If you choose a low rounding factor, you may see a increase in variability for the lower expressed genes. However, one solution you may want to consider is increasing the rounding threshold (such as using FPKM of 1 instead of 0.1). Or, if you end up selecting a lower throughput assay with a smaller number of features (first identified from your high-throughput screen), then your scoring method that costs less to test in more samples would be different :)
I also understand that the vignette says "The variance stabilizing and rlog transformations are provided for applications other than differential testing, for example clustering of samples or other machine learning applications," but I think they are mostly talking about a comparison of rlog to the normalized counts within DESeq2 (which I am OK with, but I would prefer to have a normalization that can be independently calculated for each sample).
For example, in the DESeq2 vignette, this is the example for the log-transformed counts:
ntd <- normTransform(dds)
library("vsn")
meanSdPlot(assay(ntd))
However, if you increase the rounding threshold (using a pseudocount of 100 instead of a pseudocount of 1), you get rid of the bump in increased variance:
ntd100 <- normTransform(dds, pc=100)
meanSdPlot(assay(ntd100))
In fact, that plot looks really similar to meanSdPlot(assay(rld)), at least on my computer (they are similar to each other, but different than the plots on-line with the smaller pseudocount).
So, even when using the context of that code, using a higher rounding threshold (or pseudocount) can help stabilize variance (and help with filtering genes with lower counts / expression).
thanks Kevin,
I obtained the FPKM values with RSEM using the same count matrix that I use to calculate the rlog. Do you have any idea of why these values seem wrong?
Also, I have plotted the same values from here https://xenabrowser.net/datapages/?cohort=GTEX using the GTEX data and same value (log2(FPKM +0.001) and the plot looks pretty similar to my one. I would like to make both data sets comparable so that is why I follow similar pipeline that the project there, any idea of what is going on?
Thank you very much!!
Hey again Silvia, you probably should have added this as a comment to my answer above, but not to worry! :)

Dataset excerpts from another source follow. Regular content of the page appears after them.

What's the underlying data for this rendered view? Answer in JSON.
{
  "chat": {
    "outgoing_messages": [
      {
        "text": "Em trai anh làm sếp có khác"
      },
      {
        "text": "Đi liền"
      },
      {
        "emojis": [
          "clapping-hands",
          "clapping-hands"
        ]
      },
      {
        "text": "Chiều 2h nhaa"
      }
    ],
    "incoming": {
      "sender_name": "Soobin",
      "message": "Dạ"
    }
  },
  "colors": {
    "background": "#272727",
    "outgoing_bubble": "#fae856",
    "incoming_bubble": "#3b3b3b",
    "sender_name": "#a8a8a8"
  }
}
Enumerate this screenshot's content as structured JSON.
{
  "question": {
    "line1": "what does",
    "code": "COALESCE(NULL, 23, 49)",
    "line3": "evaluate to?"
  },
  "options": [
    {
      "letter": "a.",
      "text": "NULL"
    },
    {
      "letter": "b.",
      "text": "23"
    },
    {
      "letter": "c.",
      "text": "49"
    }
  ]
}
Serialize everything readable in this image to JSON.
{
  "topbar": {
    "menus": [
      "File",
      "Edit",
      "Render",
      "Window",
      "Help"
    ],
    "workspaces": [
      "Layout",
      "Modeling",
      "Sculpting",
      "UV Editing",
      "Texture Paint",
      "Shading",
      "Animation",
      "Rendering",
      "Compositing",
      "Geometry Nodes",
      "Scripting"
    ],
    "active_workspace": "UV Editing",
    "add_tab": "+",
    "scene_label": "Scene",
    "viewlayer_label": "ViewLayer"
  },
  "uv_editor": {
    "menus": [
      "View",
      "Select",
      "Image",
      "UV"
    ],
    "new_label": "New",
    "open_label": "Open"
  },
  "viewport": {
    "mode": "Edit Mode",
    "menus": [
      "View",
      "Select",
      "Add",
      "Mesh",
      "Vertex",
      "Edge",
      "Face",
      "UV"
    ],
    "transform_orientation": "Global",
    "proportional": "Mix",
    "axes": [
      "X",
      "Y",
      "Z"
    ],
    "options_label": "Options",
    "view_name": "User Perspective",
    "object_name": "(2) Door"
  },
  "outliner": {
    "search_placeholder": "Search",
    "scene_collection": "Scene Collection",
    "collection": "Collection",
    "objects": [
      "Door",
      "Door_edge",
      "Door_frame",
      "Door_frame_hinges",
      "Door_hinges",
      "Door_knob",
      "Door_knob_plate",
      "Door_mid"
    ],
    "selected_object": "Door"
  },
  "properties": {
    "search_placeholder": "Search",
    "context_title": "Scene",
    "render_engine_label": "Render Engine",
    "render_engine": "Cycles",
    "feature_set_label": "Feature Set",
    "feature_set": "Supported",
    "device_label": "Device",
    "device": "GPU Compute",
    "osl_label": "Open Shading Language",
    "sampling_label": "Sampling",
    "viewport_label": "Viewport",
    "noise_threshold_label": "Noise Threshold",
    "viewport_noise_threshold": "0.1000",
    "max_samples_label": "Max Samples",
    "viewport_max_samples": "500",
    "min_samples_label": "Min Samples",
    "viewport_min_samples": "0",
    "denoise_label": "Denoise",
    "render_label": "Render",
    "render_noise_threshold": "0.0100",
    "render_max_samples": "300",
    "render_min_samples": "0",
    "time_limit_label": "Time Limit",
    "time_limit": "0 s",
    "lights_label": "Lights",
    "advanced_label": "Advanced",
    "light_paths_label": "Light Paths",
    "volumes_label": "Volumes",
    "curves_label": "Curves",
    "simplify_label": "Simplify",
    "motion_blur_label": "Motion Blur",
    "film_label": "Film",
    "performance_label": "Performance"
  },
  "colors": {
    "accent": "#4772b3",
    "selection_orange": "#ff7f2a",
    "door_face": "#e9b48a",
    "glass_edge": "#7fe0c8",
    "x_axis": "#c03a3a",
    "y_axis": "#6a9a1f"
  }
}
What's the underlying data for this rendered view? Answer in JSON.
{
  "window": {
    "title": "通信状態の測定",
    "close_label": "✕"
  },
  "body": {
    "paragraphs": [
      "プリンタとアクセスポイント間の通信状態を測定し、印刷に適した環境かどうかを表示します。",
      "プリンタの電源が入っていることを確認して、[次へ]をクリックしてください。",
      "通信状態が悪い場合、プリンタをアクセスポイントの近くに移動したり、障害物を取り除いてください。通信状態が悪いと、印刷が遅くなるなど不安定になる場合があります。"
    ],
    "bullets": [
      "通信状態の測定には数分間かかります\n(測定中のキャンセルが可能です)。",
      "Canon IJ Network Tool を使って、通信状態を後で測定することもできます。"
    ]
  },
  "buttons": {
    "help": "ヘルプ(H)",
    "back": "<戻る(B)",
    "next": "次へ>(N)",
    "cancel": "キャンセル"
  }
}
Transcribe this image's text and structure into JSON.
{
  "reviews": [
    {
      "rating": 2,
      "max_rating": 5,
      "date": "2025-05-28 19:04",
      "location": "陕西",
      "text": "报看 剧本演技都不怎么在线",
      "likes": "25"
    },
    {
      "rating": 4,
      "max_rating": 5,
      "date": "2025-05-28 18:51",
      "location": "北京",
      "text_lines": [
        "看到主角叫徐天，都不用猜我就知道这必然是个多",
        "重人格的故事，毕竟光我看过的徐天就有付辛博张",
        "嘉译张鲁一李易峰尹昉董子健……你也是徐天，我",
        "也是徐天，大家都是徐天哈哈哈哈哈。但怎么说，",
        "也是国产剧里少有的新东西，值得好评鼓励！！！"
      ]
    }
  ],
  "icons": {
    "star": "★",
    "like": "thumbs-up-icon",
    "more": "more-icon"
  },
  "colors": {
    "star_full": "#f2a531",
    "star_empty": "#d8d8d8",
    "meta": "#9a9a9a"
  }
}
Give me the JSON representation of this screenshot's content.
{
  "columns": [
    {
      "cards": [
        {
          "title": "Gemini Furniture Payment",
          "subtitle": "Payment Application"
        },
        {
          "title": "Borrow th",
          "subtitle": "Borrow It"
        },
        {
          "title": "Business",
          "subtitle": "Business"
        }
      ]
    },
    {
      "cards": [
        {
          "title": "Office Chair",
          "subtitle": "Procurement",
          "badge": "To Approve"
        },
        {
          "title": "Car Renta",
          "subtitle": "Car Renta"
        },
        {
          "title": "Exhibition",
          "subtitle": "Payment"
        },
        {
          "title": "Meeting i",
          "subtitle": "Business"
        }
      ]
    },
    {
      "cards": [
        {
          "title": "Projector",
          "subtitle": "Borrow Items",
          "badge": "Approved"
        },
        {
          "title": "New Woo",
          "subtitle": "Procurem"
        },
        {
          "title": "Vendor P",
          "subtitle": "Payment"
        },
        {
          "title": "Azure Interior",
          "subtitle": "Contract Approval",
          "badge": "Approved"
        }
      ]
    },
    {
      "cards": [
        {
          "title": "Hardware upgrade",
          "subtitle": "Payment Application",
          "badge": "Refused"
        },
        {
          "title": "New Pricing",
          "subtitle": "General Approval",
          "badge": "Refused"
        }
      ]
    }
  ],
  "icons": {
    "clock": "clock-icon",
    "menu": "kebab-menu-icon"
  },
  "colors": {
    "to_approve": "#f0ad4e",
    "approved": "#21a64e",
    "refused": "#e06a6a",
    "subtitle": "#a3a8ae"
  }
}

The method of normalisation that produces FPKM expression values has come under criticism in recent years, in part due to the issues that you have found when plotting these counts. FPKM does not manage very well the fact that, in RNA-seq, there can be a very wide range of count distribution in the samples being studied. As Igor mentioned, there is neither any cross-sample normalisation performed while producing FPKM expression values.
In your figure, samples C3 and H12 appear problematic.
Upps, I thought I replied directly to you! :)
Ok, I see the idea. Thank you very much for your help!!
Silvia
Absolutely no problem. You can reply to this thread again to get my attention if you need more help!